Infografik Mozaik Polisi Bahasa

Infografik Mozaik Polisi Bahasa. tirto.id/Ecun

Contoh lain yang ia kritisi adalah diftong “ai” pada lema “air”. Menurutnya, orang Indonesia tak ada yang melafalkan “air” sebagai “er”, tetapi “a-yir”. Kekeliruan ini ternyata bermula dari kesalahan transliterasi pada sejumlah pustaka dengan huruf Arab gundul ke bahasa bahasa Melayu aksara Latin. Asal kata ini memang “ayar” dengan “alif” sebagai vokal dan “ya” sebagai konsonan.

“Menaruh semua 'ai' pada semua kata berlafal ‘e’ akan merancukan kata-kata yang berasal dari tulisan Arab gundul,” tegasnya.

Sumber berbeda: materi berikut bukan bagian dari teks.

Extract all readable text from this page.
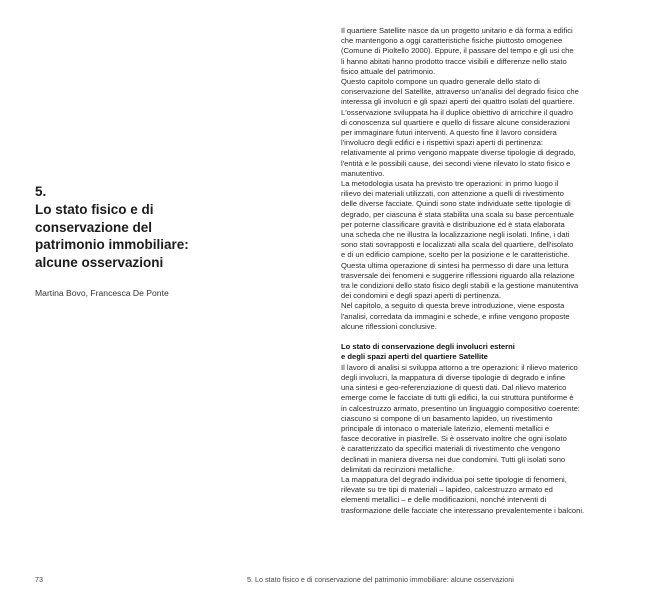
5.
Lo stato fisico e di
conservazione del
patrimonio immobiliare:
alcune osservazioni
Martina Bovo, Francesca De Ponte
Il quartiere Satellite nasce da un progetto unitario e dà forma a edifici
che mantengono a oggi caratteristiche fisiche piuttosto omogenee
(Comune di Pioltello 2000). Eppure, il passare del tempo e gli usi che
li hanno abitati hanno prodotto tracce visibili e differenze nello stato
fisico attuale del patrimonio.
Questo capitolo compone un quadro generale dello stato di
conservazione del Satellite, attraverso un'analisi del degrado fisico che
interessa gli involucri e gli spazi aperti dei quattro isolati del quartiere.
L'osservazione sviluppata ha il duplice obiettivo di arricchire il quadro
di conoscenza sul quartiere e quello di fissare alcune considerazioni
per immaginare futuri interventi. A questo fine il lavoro considera
l'involucro degli edifici e i rispettivi spazi aperti di pertinenza:
relativamente al primo vengono mappate diverse tipologie di degrado,
l'entità e le possibili cause, dei secondi viene rilevato lo stato fisico e
manutentivo.
La metodologia usata ha previsto tre operazioni: in primo luogo il
rilievo dei materiali utilizzati, con attenzione a quelli di rivestimento
delle diverse facciate. Quindi sono state individuate sette tipologie di
degrado, per ciascuna è stata stabilita una scala su base percentuale
per poterne classificare gravità e distribuzione ed è stata elaborata
una scheda che ne illustra la localizzazione negli isolati. Infine, i dati
sono stati sovrapposti e localizzati alla scala del quartiere, dell'isolato
e di un edificio campione, scelto per la posizione e le caratteristiche.
Questa ultima operazione di sintesi ha permesso di dare una lettura
trasversale dei fenomeni e suggerire riflessioni riguardo alla relazione
tra le condizioni dello stato fisico degli stabili e la gestione manutentiva
dei condomini e degli spazi aperti di pertinenza.
Nel capitolo, a seguito di questa breve introduzione, viene esposta
l'analisi, corredata da immagini e schede, e infine vengono proposte
alcune riflessioni conclusive.
Lo stato di conservazione degli involucri esterni
e degli spazi aperti del quartiere Satellite
Il lavoro di analisi si sviluppa attorno a tre operazioni: il rilievo materico
degli involucri, la mappatura di diverse tipologie di degrado e infine
una sintesi e geo-referenziazione di questi dati. Dal rilievo materico
emerge come le facciate di tutti gli edifici, la cui struttura puntiforme è
in calcestruzzo armato, presentino un linguaggio compositivo coerente:
ciascuno si compone di un basamento lapideo, un rivestimento
principale di intonaco o materiale laterizio, elementi metallici e
fasce decorative in piastrelle. Si è osservato inoltre che ogni isolato
è caratterizzato da specifici materiali di rivestimento che vengono
declinati in maniera diversa nei due condomini. Tutti gli isolati sono
delimitati da recinzioni metalliche.
La mappatura del degrado individua poi sette tipologie di fenomeni,
rilevate su tre tipi di materiali – lapideo, calcestruzzo armato ed
elementi metallici – e delle modificazioni, nonché interventi di
trasformazione delle facciate che interessano prevalentemente i balconi.
73	5. Lo stato fisico e di conservazione del patrimonio immobiliare: alcune osservazioni
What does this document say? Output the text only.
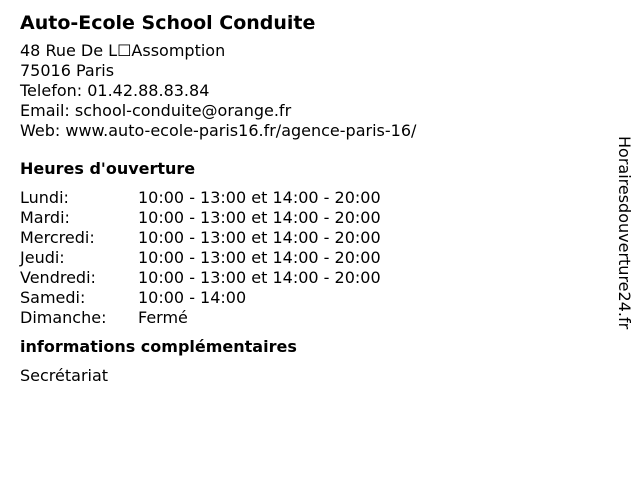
Auto-Ecole School Conduite
48 Rue De L☐Assomption
75016 Paris
Telefon: 01.42.88.83.84
Email: school-conduite@orange.fr
Web: www.auto-ecole-paris16.fr/agence-paris-16/
Heures d'ouverture
Lundi:	10:00 - 13:00 et 14:00 - 20:00
Mardi:	10:00 - 13:00 et 14:00 - 20:00
Mercredi:	10:00 - 13:00 et 14:00 - 20:00
Jeudi:	10:00 - 13:00 et 14:00 - 20:00
Vendredi:	10:00 - 13:00 et 14:00 - 20:00
Samedi:	10:00 - 14:00
Dimanche:	Fermé
informations complémentaires
Secrétariat
Horairesdouverture24.fr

Danya Munsyi juga menyinggung soal penggunaan konsonan “q” yang sangat minim terdapat dalam KBBI. Ia mempersoalkan tidak digunakannya huruf ke-17 itu dalam lema “kurban”. Hal ini dikaitkan dengan hadirnya pula lema “korban”. Kedua lema itu memang berasal dari kata “qurban”, sehingga menurutnya lema “kurban” mestinya ditulis dengan “qurban”.

Ada juga kata serapan dari bahasa Arab lainnya yang fonemnya sama tetapi grafemnya berbeda, yakni “kalam” yang berarti “perkataan” dan “qalam” yang berarti “alat tulis”. Sementara dalam KBBI kedua arti tersebut dirangkum dalam satu lema yaitu “kalam”.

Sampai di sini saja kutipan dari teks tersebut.